- Genres: Roots rock; soul; funk;
- Years active: 2009–present
- Labels: Hit City U.S.A.
- Website: http://www.maximludwig.com/

= Maxim Ludwig =

American singer-songwriter (born 1988)

Maxim Ludwig (born October 22, 1988) is an American singer-songwriter from Los Angeles.

== Career ==

=== Early career ===
Ludwig began his musical career in the band Maxim Ludwig & The Santa Fe Seven, an Americana rock band centered around himself. The band undertook many transformations since their first appearance at the Stagecoach Festival in 2009. Significant buzz surrounded Ludwig around this time, with Los Angeles Times music critic August Brown pleading in an article that "someone sign Maxim Ludwig by the end of the day" and writing that his songs "have all the swagger of the E Street Band, if that E Street were in 1970s Laurel Canyon and gently tweaked hippies drove it riding in stolen Cadillacs". Meanwhile, the Times Randy Lewis compared the importance of Ludwig's shows to seeing Buffalo Springfield's early gigs, describing him as being "deeply schooled in the art of Americana music stalwarts such as Bob Dylan, the Band, Gram Parsons-era Byrds/Flying Burrito Brothers and the twangiest leanings of the Rolling Stones". Ludwig was the opening act and supported Robert Francis on his "Heaven" tour in 2013.

=== 2015–present ===
In 2015, Ludwig released two singles as a solo act under Hit City U.S.A.: "All My Nightmares" and "Assembly Line". In an interview with Ludwig, Indie Current called the new singles "excellent blends of rock, jazz, and soul".

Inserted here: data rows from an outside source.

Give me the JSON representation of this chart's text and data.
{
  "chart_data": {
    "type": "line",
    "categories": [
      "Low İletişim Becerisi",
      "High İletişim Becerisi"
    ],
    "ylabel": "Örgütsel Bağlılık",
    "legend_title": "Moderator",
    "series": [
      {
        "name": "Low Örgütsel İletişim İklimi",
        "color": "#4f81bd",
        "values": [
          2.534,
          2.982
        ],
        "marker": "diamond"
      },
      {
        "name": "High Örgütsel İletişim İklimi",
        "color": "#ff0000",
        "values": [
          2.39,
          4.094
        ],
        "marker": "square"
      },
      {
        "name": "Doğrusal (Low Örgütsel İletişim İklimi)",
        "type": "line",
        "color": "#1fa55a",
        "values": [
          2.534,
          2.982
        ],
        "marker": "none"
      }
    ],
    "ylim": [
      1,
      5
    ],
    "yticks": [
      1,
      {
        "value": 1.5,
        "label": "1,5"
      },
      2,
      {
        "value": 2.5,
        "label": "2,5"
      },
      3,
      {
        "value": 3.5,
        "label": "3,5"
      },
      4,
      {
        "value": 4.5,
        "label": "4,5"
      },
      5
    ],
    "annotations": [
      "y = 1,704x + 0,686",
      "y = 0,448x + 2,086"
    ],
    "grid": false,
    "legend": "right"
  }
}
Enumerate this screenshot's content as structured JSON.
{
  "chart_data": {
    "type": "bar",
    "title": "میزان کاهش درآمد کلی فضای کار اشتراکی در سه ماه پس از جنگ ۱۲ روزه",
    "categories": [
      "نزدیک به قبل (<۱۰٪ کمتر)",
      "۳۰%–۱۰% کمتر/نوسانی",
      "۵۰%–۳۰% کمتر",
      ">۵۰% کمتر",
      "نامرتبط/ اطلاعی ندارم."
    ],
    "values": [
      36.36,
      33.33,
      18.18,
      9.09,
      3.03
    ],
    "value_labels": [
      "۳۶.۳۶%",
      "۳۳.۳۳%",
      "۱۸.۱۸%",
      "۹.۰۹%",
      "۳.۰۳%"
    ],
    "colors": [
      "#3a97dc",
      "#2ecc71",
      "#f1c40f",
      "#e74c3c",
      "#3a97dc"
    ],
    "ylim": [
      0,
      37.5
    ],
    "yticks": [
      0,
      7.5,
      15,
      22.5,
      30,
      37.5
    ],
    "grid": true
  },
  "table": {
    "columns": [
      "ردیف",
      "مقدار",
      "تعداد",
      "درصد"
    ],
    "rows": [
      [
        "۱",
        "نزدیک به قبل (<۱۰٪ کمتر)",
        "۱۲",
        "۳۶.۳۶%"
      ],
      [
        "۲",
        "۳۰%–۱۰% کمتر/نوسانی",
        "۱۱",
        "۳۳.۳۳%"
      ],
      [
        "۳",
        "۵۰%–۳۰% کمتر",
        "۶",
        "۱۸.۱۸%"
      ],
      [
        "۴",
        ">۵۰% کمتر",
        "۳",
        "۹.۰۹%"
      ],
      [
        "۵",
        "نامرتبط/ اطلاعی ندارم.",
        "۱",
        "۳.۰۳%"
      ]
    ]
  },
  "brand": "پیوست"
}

The two tracks are also included on Ludwig's debut solo album Libra-Scorpio Cusp, released June 2, 2017. When reviewing his new material, the Los Angeles Times said "Ludwig's eclecticism is still in force ... with a grunge-inspired foundation, a catchy and melodic core surrounded by left-field touches from distorted harmonica and neo-psychedelic production" and Billboard described him as being "on the road to success", comparing his sound to David Bowie, Prince and Bruce Springsteen.